Karns feeling confident and healthy, won't go for 100 mph just yet

Right-hander Nathan Karns is getting himself acclimated quickly at spring training. In his first two games, Karns did not allow a run in three innings, scattering two hits, walking two and striking out three. One of those hits was a seeing-eye single given up to Mets All-Star David Wright after quite a battle.

"I feel like I started off on the right foot and keep going in that direction for the rest of spring training," the 25-year-old Karns said. "I want to build off of this and have a solid foundation for the beginning of the season."

Karns was named the Nationals' minor league Pitcher of the Year last season, after going 11-4 with a 2.17 ERA in 24 games (18 starts) a year after recovering from labrum surgery. Karns has not directly talked to other pitchers who have gone through procedures, such as left-hander Matt Purke, about similar recovery to shoulder surgery.

"When they approach me, I kind of try to help them out," Karns said. "I try to tell them what to expect from their body. Every day is going to be different coming back from surgery. One day may be best and the next day could be your worst. Just be ready for the unexpected."

Early in camp, fans and teammates marveled at the velocity Karns was getting on his fastball. It can hover around 96-97 mph. Ryan Mattheus' joked Karns might be able to hit 105 mph on the radar gun. So is 100 mph plausible for Karns?

"Personally, I believe I could, but is it going to happen? I am not too sure about that," Karns said. "I haven't been in a game long enough to be able to feel like I could dial it back and let it go. The main point for me right now is establishing the strike zone and locating pitches. If I get the opportunity to try to reach back and let it go and it is there, then that is a bonus."

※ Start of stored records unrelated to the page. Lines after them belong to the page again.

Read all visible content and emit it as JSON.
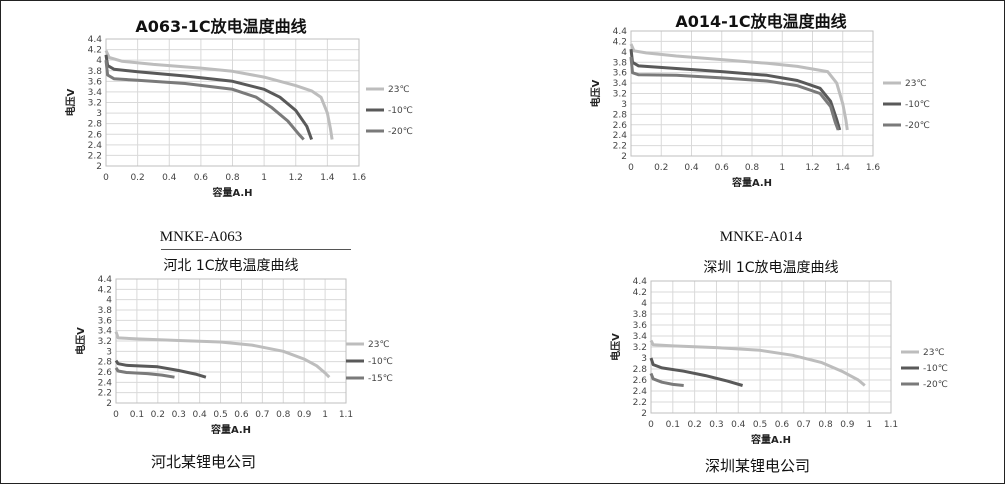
{
  "labels": {
    "model_a063": "MNKE-A063",
    "model_a014": "MNKE-A014",
    "company_hebei": "河北某锂电公司",
    "company_shenzhen": "深圳某锂电公司"
  },
  "charts": [
    {
      "title": "A063-1C放电温度曲线"
    },
    {
      "title": "A014-1C放电温度曲线"
    },
    {
      "title": "河北  1C放电温度曲线"
    },
    {
      "title": "深圳  1C放电温度曲线"
    }
  ],
  "chart_data": [
    {
      "type": "line",
      "title": "A063-1C放电温度曲线",
      "xlabel": "容量A.H",
      "ylabel": "电压V",
      "xlim": [
        0,
        1.6
      ],
      "ylim": [
        2,
        4.4
      ],
      "xticks": [
        "0",
        "0.2",
        "0.4",
        "0.6",
        "0.8",
        "1",
        "1.2",
        "1.4",
        "1.6"
      ],
      "yticks": [
        "2",
        "2.2",
        "2.4",
        "2.6",
        "2.8",
        "3",
        "3.2",
        "3.4",
        "3.6",
        "3.8",
        "4",
        "4.2",
        "4.4"
      ],
      "grid": true,
      "legend_position": "right",
      "series": [
        {
          "name": "23℃",
          "color": "#bdbdbd",
          "x": [
            0,
            0.02,
            0.1,
            0.3,
            0.6,
            0.8,
            1.0,
            1.2,
            1.3,
            1.36,
            1.4,
            1.42,
            1.43
          ],
          "y": [
            4.18,
            4.05,
            3.98,
            3.92,
            3.85,
            3.79,
            3.68,
            3.52,
            3.42,
            3.3,
            3.0,
            2.7,
            2.5
          ]
        },
        {
          "name": "-10℃",
          "color": "#595959",
          "x": [
            0,
            0.01,
            0.05,
            0.2,
            0.5,
            0.8,
            1.0,
            1.1,
            1.2,
            1.27,
            1.3
          ],
          "y": [
            4.1,
            3.9,
            3.83,
            3.78,
            3.7,
            3.6,
            3.45,
            3.3,
            3.05,
            2.75,
            2.5
          ]
        },
        {
          "name": "-20℃",
          "color": "#7a7a7a",
          "x": [
            0,
            0.01,
            0.05,
            0.2,
            0.5,
            0.8,
            0.95,
            1.05,
            1.15,
            1.22,
            1.25
          ],
          "y": [
            4.0,
            3.72,
            3.65,
            3.62,
            3.56,
            3.45,
            3.3,
            3.1,
            2.85,
            2.6,
            2.5
          ]
        }
      ]
    },
    {
      "type": "line",
      "title": "A014-1C放电温度曲线",
      "xlabel": "容量A.H",
      "ylabel": "电压V",
      "xlim": [
        0,
        1.6
      ],
      "ylim": [
        2,
        4.4
      ],
      "xticks": [
        "0",
        "0.2",
        "0.4",
        "0.6",
        "0.8",
        "1",
        "1.2",
        "1.4",
        "1.6"
      ],
      "yticks": [
        "2",
        "2.2",
        "2.4",
        "2.6",
        "2.8",
        "3",
        "3.2",
        "3.4",
        "3.6",
        "3.8",
        "4",
        "4.2",
        "4.4"
      ],
      "grid": true,
      "legend_position": "right",
      "series": [
        {
          "name": "23℃",
          "color": "#bdbdbd",
          "x": [
            0,
            0.02,
            0.1,
            0.3,
            0.6,
            0.9,
            1.1,
            1.3,
            1.36,
            1.4,
            1.42,
            1.43
          ],
          "y": [
            4.15,
            4.02,
            3.98,
            3.92,
            3.85,
            3.78,
            3.72,
            3.62,
            3.4,
            3.0,
            2.7,
            2.5
          ]
        },
        {
          "name": "-10℃",
          "color": "#595959",
          "x": [
            0,
            0.01,
            0.05,
            0.3,
            0.6,
            0.9,
            1.1,
            1.25,
            1.32,
            1.36,
            1.38
          ],
          "y": [
            4.05,
            3.8,
            3.73,
            3.68,
            3.62,
            3.55,
            3.45,
            3.3,
            3.05,
            2.7,
            2.5
          ]
        },
        {
          "name": "-20℃",
          "color": "#7a7a7a",
          "x": [
            0,
            0.01,
            0.05,
            0.3,
            0.6,
            0.9,
            1.1,
            1.25,
            1.32,
            1.35,
            1.37
          ],
          "y": [
            3.9,
            3.6,
            3.56,
            3.55,
            3.5,
            3.44,
            3.35,
            3.2,
            2.95,
            2.65,
            2.5
          ]
        }
      ]
    },
    {
      "type": "line",
      "title": "河北  1C放电温度曲线",
      "xlabel": "容量A.H",
      "ylabel": "电压V",
      "xlim": [
        0,
        1.1
      ],
      "ylim": [
        2,
        4.4
      ],
      "xticks": [
        "0",
        "0.1",
        "0.2",
        "0.3",
        "0.4",
        "0.5",
        "0.6",
        "0.7",
        "0.8",
        "0.9",
        "1",
        "1.1"
      ],
      "yticks": [
        "2",
        "2.2",
        "2.4",
        "2.6",
        "2.8",
        "3",
        "3.2",
        "3.4",
        "3.6",
        "3.8",
        "4",
        "4.2",
        "4.4"
      ],
      "grid": true,
      "legend_position": "right",
      "series": [
        {
          "name": "23℃",
          "color": "#bdbdbd",
          "x": [
            0,
            0.01,
            0.1,
            0.3,
            0.5,
            0.65,
            0.8,
            0.9,
            0.96,
            1.0,
            1.02
          ],
          "y": [
            3.38,
            3.26,
            3.24,
            3.21,
            3.18,
            3.12,
            3.0,
            2.85,
            2.72,
            2.58,
            2.5
          ]
        },
        {
          "name": "-10℃",
          "color": "#595959",
          "x": [
            0,
            0.01,
            0.05,
            0.2,
            0.3,
            0.38,
            0.43
          ],
          "y": [
            2.82,
            2.76,
            2.73,
            2.7,
            2.63,
            2.56,
            2.5
          ]
        },
        {
          "name": "-15℃",
          "color": "#7a7a7a",
          "x": [
            0,
            0.01,
            0.05,
            0.15,
            0.22,
            0.28
          ],
          "y": [
            2.68,
            2.62,
            2.59,
            2.57,
            2.54,
            2.5
          ]
        }
      ]
    },
    {
      "type": "line",
      "title": "深圳  1C放电温度曲线",
      "xlabel": "容量A.H",
      "ylabel": "电压V",
      "xlim": [
        0,
        1.1
      ],
      "ylim": [
        2,
        4.4
      ],
      "xticks": [
        "0",
        "0.1",
        "0.2",
        "0.3",
        "0.4",
        "0.5",
        "0.6",
        "0.7",
        "0.8",
        "0.9",
        "1",
        "1.1"
      ],
      "yticks": [
        "2",
        "2.2",
        "2.4",
        "2.6",
        "2.8",
        "3",
        "3.2",
        "3.4",
        "3.6",
        "3.8",
        "4",
        "4.2",
        "4.4"
      ],
      "grid": true,
      "legend_position": "right",
      "series": [
        {
          "name": "23℃",
          "color": "#bdbdbd",
          "x": [
            0,
            0.01,
            0.1,
            0.3,
            0.5,
            0.65,
            0.78,
            0.88,
            0.95,
            0.98
          ],
          "y": [
            3.32,
            3.24,
            3.22,
            3.19,
            3.14,
            3.05,
            2.92,
            2.75,
            2.6,
            2.5
          ]
        },
        {
          "name": "-10℃",
          "color": "#595959",
          "x": [
            0,
            0.01,
            0.05,
            0.15,
            0.25,
            0.35,
            0.42
          ],
          "y": [
            3.0,
            2.88,
            2.82,
            2.76,
            2.68,
            2.58,
            2.5
          ]
        },
        {
          "name": "-20℃",
          "color": "#7a7a7a",
          "x": [
            0,
            0.01,
            0.05,
            0.1,
            0.15
          ],
          "y": [
            2.72,
            2.62,
            2.56,
            2.52,
            2.5
          ]
        }
      ]
    }
  ]
}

He has been trying to get more bite in his curveball, using his throwing sessions to fine-tune the breaking pitch.

"I would just like it to be back to normal," Karns admits. "Right now I am just going for it and it is early. I feel like we have made up a lot of ground back to it. We focused on a few things in the bullpens. Lately, it is starting to come back more and more. I am just excited about my next opportunity and come out and presenting everything I am capable of doing."

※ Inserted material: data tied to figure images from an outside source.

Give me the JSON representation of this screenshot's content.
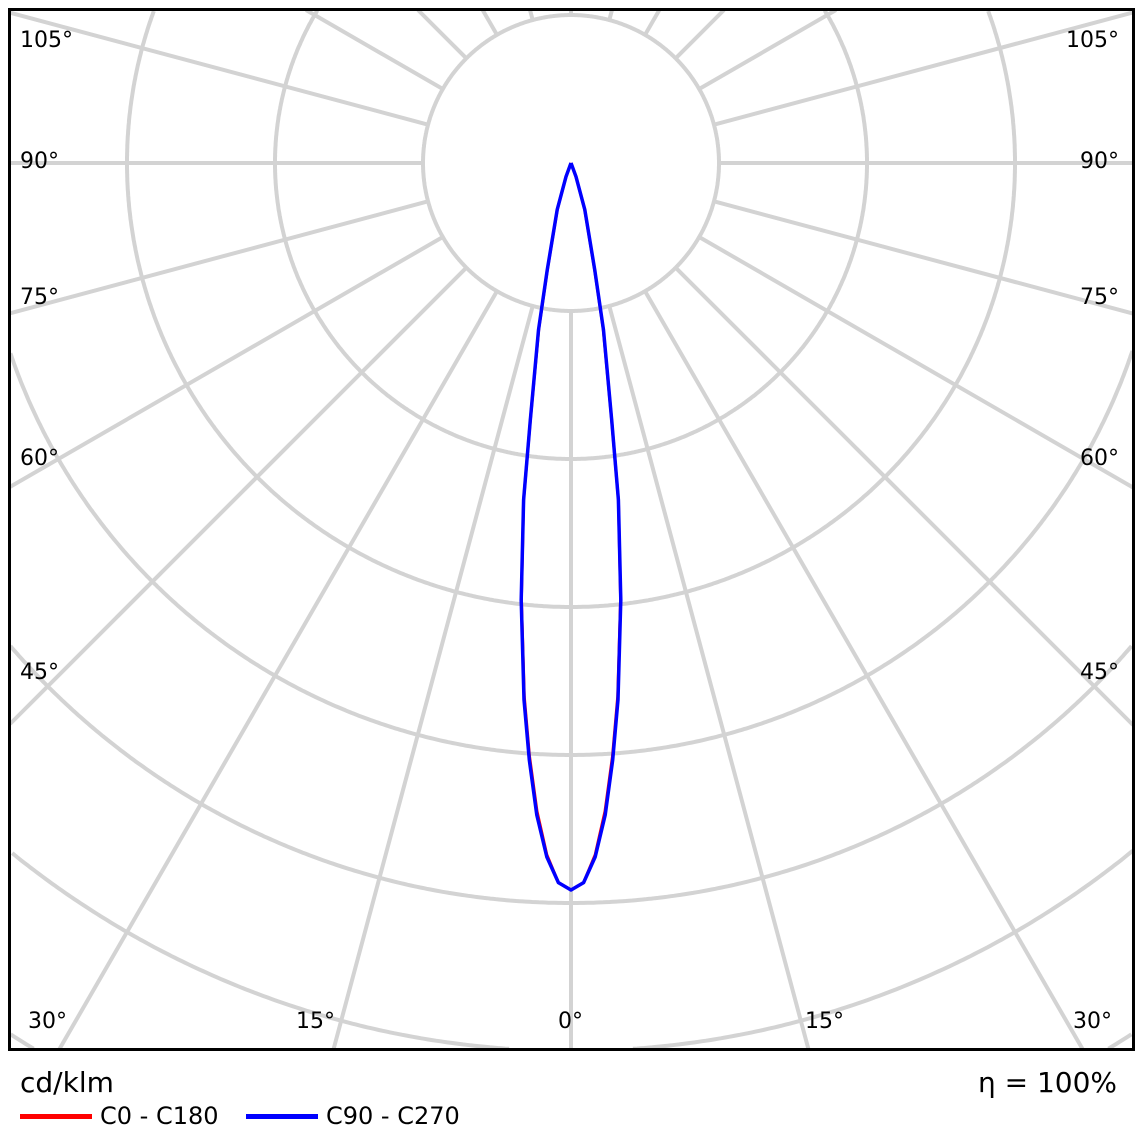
{
  "chart_data": {
    "type": "polar",
    "title": "",
    "unit_label": "cd/klm",
    "efficiency_label": "η = 100%",
    "angle_labels": [
      "105°",
      "90°",
      "75°",
      "60°",
      "45°",
      "30°",
      "15°",
      "0°",
      "15°",
      "30°",
      "45°",
      "60°",
      "75°",
      "90°",
      "105°"
    ],
    "angle_step_deg": 15,
    "ring_count": 6,
    "grid": true,
    "legend_placement": "bottom-left",
    "intensity_scale": "relative to peak (ring values not printed)",
    "series": [
      {
        "name": "C0 - C180",
        "color": "#ff0000",
        "gamma": [
          0,
          1,
          2,
          3,
          4,
          5,
          6.5,
          8,
          9,
          11,
          12.5,
          16.5,
          20,
          25
        ],
        "values": [
          1,
          0.99,
          0.952,
          0.893,
          0.818,
          0.737,
          0.603,
          0.468,
          0.357,
          0.232,
          0.15,
          0.066,
          0.02,
          0
        ]
      },
      {
        "name": "C90 - C270",
        "color": "#0000ff",
        "gamma": [
          0,
          1,
          2,
          3,
          4,
          5,
          6.5,
          8,
          9,
          11,
          12.5,
          16.5,
          20,
          25
        ],
        "values": [
          1,
          0.99,
          0.955,
          0.898,
          0.823,
          0.741,
          0.605,
          0.468,
          0.358,
          0.234,
          0.151,
          0.067,
          0.02,
          0
        ]
      }
    ]
  }
}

And with an injury to right-hander Christian Garcia and a system that is not top-heavy in starter depth, does Karns let himself think about possibly being the sixth starter for the Nationals this season?

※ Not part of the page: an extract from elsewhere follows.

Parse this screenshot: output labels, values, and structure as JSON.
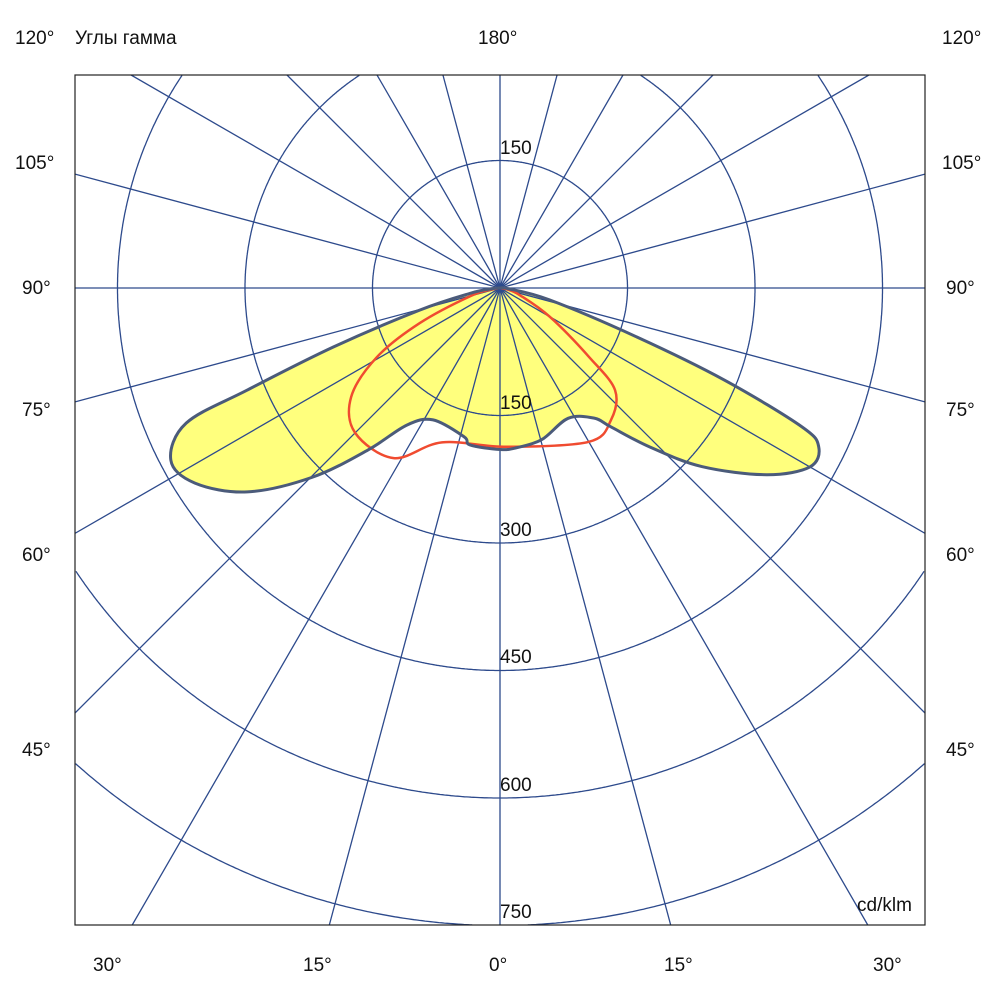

"Now that I am healthy and I have been able to sharpen my tools and talents, I am just excited about having the opportunity to be considered for depth in the top seven or six or wherever I may lie," Karns said. "I am just really confident in myself about being healthy and really having a good season wherever I may be."

Karns will get consistent work the next couple of weeks with starters Gio Gonzalez and Ross Detwiler off with Team USA in the World Baseball Classic. Karns said this will be a good time to get some critical work in with the big club.

"I am just encouraged now that I am healthy," Karns said. "The whole depth thing, I don't know who comes out with that or where I stand. I have been given a second chance and to be able to have my velocity and my command come back, those are things I was just blessed to have come back after surgery."

Karns also said he won't add a new pitch right now, as has been speculated recently. Instead, he will wait until the end of spring training or even midseason to possibly add anything to his repertoire. That may come as better news to his opponents, who have a tough enough time trying to catch up to his mid-90s fastball.